September macht die Tschechoslowakei mobil. 1 1/2 Millionen
Soldaten standen unter Waffen. 5 Tage später werden in den
Sudetengebieten die Rundfunkempfänger beschlagnahmt, 20000
Sudetendeutsche als Geiseln genommen, über 200 Brücken
zerstört, Eisenbahnstrecken unbefahrbar gemacht, Tunnel
gesprengt ... Am 29. September wird das Münchner Abkommen
vereinbart.
Am
30. Oktober verfügt Hitler die Schaffung des Reichsgaues
Sudetenland mit Sitz der Gauleitung in Reichenberg und der
Angliederung der südlichen Gebiete Böhmens und Mährens an
die Gaue Bayerische Ostmark, Oberdonau und Niederdonau und des
Hultschiner Ländchens an den Gau Schlesien.

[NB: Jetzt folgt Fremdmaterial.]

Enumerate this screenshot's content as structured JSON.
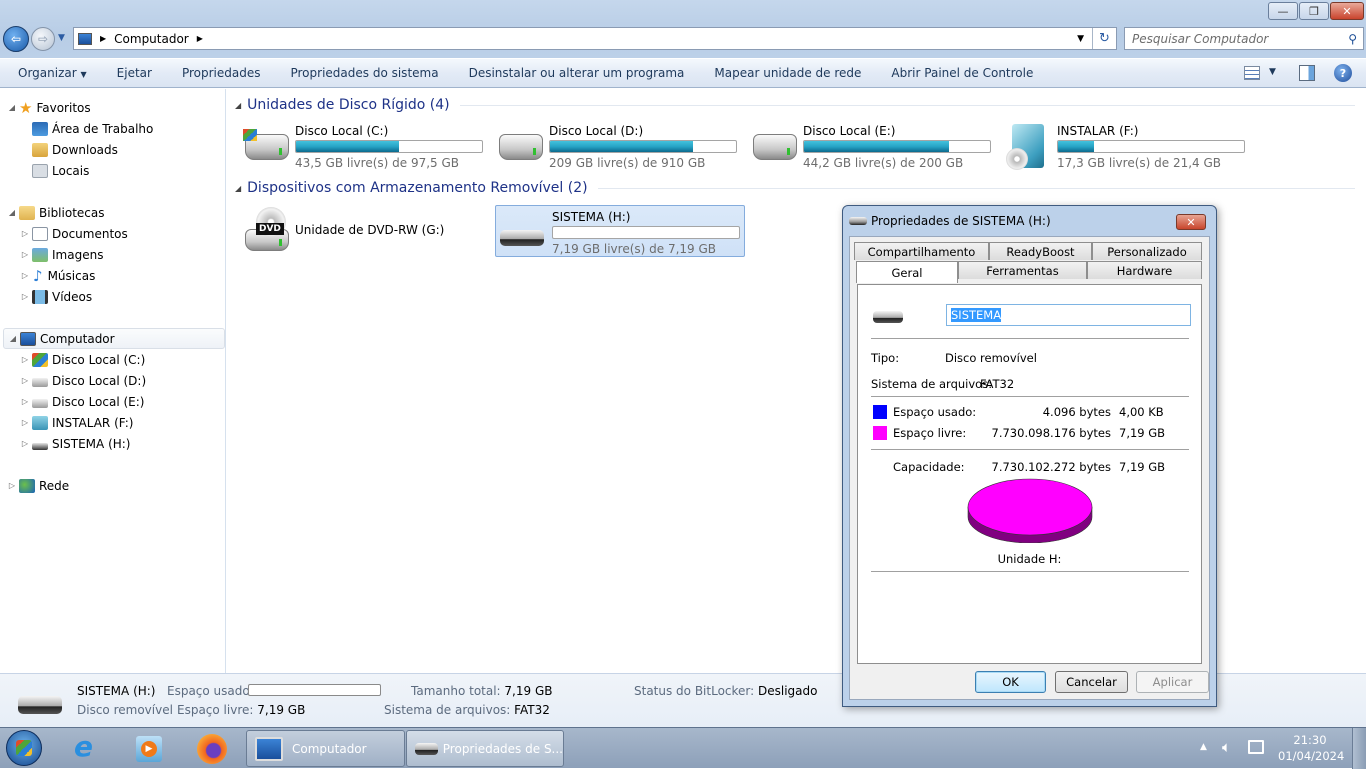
{
  "window": {
    "minimize": "—",
    "maximize": "❐",
    "close": "✕"
  },
  "address": {
    "path": "Computador",
    "search_placeholder": "Pesquisar Computador"
  },
  "toolbar": {
    "items": [
      "Organizar",
      "Ejetar",
      "Propriedades",
      "Propriedades do sistema",
      "Desinstalar ou alterar um programa",
      "Mapear unidade de rede",
      "Abrir Painel de Controle"
    ]
  },
  "sidebar": {
    "favoritos": {
      "label": "Favoritos",
      "items": [
        "Área de Trabalho",
        "Downloads",
        "Locais"
      ]
    },
    "bibliotecas": {
      "label": "Bibliotecas",
      "items": [
        "Documentos",
        "Imagens",
        "Músicas",
        "Vídeos"
      ]
    },
    "computador": {
      "label": "Computador",
      "items": [
        "Disco Local (C:)",
        "Disco Local (D:)",
        "Disco Local (E:)",
        "INSTALAR (F:)",
        "SISTEMA (H:)"
      ]
    },
    "rede": {
      "label": "Rede"
    }
  },
  "main": {
    "hard_disks": {
      "header": "Unidades de Disco Rígido (4)",
      "drives": [
        {
          "name": "Disco Local (C:)",
          "info": "43,5 GB livre(s) de 97,5 GB",
          "used_fraction": 0.554
        },
        {
          "name": "Disco Local (D:)",
          "info": "209 GB livre(s) de 910 GB",
          "used_fraction": 0.77
        },
        {
          "name": "Disco Local (E:)",
          "info": "44,2 GB livre(s) de 200 GB",
          "used_fraction": 0.779
        },
        {
          "name": "INSTALAR (F:)",
          "info": "17,3 GB livre(s) de 21,4 GB",
          "used_fraction": 0.192
        }
      ]
    },
    "removable": {
      "header": "Dispositivos com Armazenamento Removível (2)",
      "dvd": {
        "name": "Unidade de DVD-RW (G:)",
        "badge": "DVD"
      },
      "usb": {
        "name": "SISTEMA (H:)",
        "info": "7,19 GB livre(s) de 7,19 GB",
        "used_fraction": 0.0
      }
    }
  },
  "details": {
    "name": "SISTEMA (H:)",
    "type": "Disco removível",
    "used_label": "Espaço usado:",
    "free_label": "Espaço livre:",
    "free_value": "7,19 GB",
    "total_label": "Tamanho total:",
    "total_value": "7,19 GB",
    "fs_label": "Sistema de arquivos:",
    "fs_value": "FAT32",
    "bitlocker_label": "Status do BitLocker:",
    "bitlocker_value": "Desligado"
  },
  "dialog": {
    "title": "Propriedades de SISTEMA (H:)",
    "tabs_back": [
      "Compartilhamento",
      "ReadyBoost",
      "Personalizado"
    ],
    "tabs_front": [
      "Geral",
      "Ferramentas",
      "Hardware"
    ],
    "active_tab": "Geral",
    "volume_name": "SISTEMA",
    "type_label": "Tipo:",
    "type_value": "Disco removível",
    "fs_label": "Sistema de arquivos:",
    "fs_value": "FAT32",
    "used_label": "Espaço usado:",
    "used_bytes": "4.096 bytes",
    "used_size": "4,00 KB",
    "free_label": "Espaço livre:",
    "free_bytes": "7.730.098.176 bytes",
    "free_size": "7,19 GB",
    "capacity_label": "Capacidade:",
    "capacity_bytes": "7.730.102.272 bytes",
    "capacity_size": "7,19 GB",
    "drive_label": "Unidade H:",
    "colors": {
      "used": "#0000ff",
      "free": "#ff00ff",
      "free_side": "#800080"
    },
    "buttons": {
      "ok": "OK",
      "cancel": "Cancelar",
      "apply": "Aplicar"
    }
  },
  "taskbar": {
    "pinned": [
      "start-button",
      "internet-explorer",
      "media-player",
      "firefox"
    ],
    "programs": [
      "Computador",
      "Propriedades de S..."
    ],
    "time": "21:30",
    "date": "01/04/2024"
  }
}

Konrad Henlein
wird Gauleiter des Sudetengaues. Das Reichsgesetz vom 21.
November stellt fest: "Die heimgekehrten sudetendeutschen
Gebiete sind Bestandteil des Deutschen Reiches." Am
gleichen Tag stellt der internationale Ausschuβ fest, das
Münchner Abkommen sei erfüllt, da die geschuldeten
Leistungen erbracht worden seien.
Was
folgte dem Einmarsch der deutschen Truppen? Von Oktober bis
Dezember 1938 wurden 2500 Sudetendeutsche allein ins KZ Dachau
eingewiesen. Insgesamt erfolgten etwa 20000 Verhaftungen und
"Verschickungen". Ins westliche Ausland flüchteten
schätzungsweise 30000 Sudetendeutsche. So klang das Jahr 1938
nicht nur im Jubel aus; Nachdenklichkeit und Ernüchterung
folgten. Im März 1939 besetzte Hitler Böhmen und Mähren,
raubte damit dem tschechischen Volk die Freiheit und
Eigenständigkeit unter Verletzung des
Selbstbestimmungsgesetzes, auf das er sich für die
Sudetendeutschen berufen hatte. Er schuf das "Protektorat
Böhmen und Mähren".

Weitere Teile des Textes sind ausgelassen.